Studies relating to the adverse effect of monosodium glutamate (MSG) on body weight in rodent models were cited in our paper(Reference Shi, Luscombe-Marsh and Wittert1). Obesity in these models is the result of hypothalamic damage due to MSG administration at a critical developmental time point; this is not relevant to the human population in our study. The absence of an association between MSG and obesity does not exclude the possibility of other adverse effects of MSG in the population, but this was not the point of our paper. In Table 1 of our paper(Reference Shi, Luscombe-Marsh and Wittert1), we presented data on weight, waist circumference, central obesity, and BMI across quartiles of MSG intake at baseline.
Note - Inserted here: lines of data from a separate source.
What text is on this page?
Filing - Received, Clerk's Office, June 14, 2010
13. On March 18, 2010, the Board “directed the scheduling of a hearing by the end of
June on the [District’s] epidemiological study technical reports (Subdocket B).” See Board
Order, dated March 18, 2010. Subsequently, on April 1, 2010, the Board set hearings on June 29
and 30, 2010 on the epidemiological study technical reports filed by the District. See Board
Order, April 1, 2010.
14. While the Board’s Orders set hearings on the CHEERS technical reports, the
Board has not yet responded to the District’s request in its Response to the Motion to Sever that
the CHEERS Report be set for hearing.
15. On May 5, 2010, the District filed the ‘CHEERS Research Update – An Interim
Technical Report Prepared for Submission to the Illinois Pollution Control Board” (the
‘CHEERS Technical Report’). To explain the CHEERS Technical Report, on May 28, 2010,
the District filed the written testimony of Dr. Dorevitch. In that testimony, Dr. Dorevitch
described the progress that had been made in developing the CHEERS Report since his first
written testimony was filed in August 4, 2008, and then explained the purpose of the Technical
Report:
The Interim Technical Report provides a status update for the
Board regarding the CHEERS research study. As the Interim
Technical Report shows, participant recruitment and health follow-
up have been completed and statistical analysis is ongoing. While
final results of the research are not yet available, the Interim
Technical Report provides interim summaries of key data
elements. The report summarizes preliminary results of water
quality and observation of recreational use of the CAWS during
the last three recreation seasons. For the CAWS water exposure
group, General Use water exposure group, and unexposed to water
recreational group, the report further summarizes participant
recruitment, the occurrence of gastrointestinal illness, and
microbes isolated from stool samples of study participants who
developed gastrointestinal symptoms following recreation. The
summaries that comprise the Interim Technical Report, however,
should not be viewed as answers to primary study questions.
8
The prevalence of central obesity was also shown in Table 2. The OR for obesity across quartiles of MSG intake at baseline was presented in the text. The inability to account for any change in MSG consumption during the 5-year follow-up is a limitation of the study and this was acknowledged; however, we do not agree that our conclusion based on baseline MSG is unacceptable. Dietary intakes based on FFQ reflect long-term food habits(Reference Willett2). With regard to the analysis strategy, in Table 2 we presented different models. We believe these models give a clear picture of the association between MSG intake and weight change. In the text, we also presented results from a rural population. Adjusting for physical activity and alcohol intake is reasonable since these are known factors related to obesity.
This letter was written in response to comments by Samuels(Reference Samuels3).
The authors have no conflict of interest and there was no funding associated with this letter.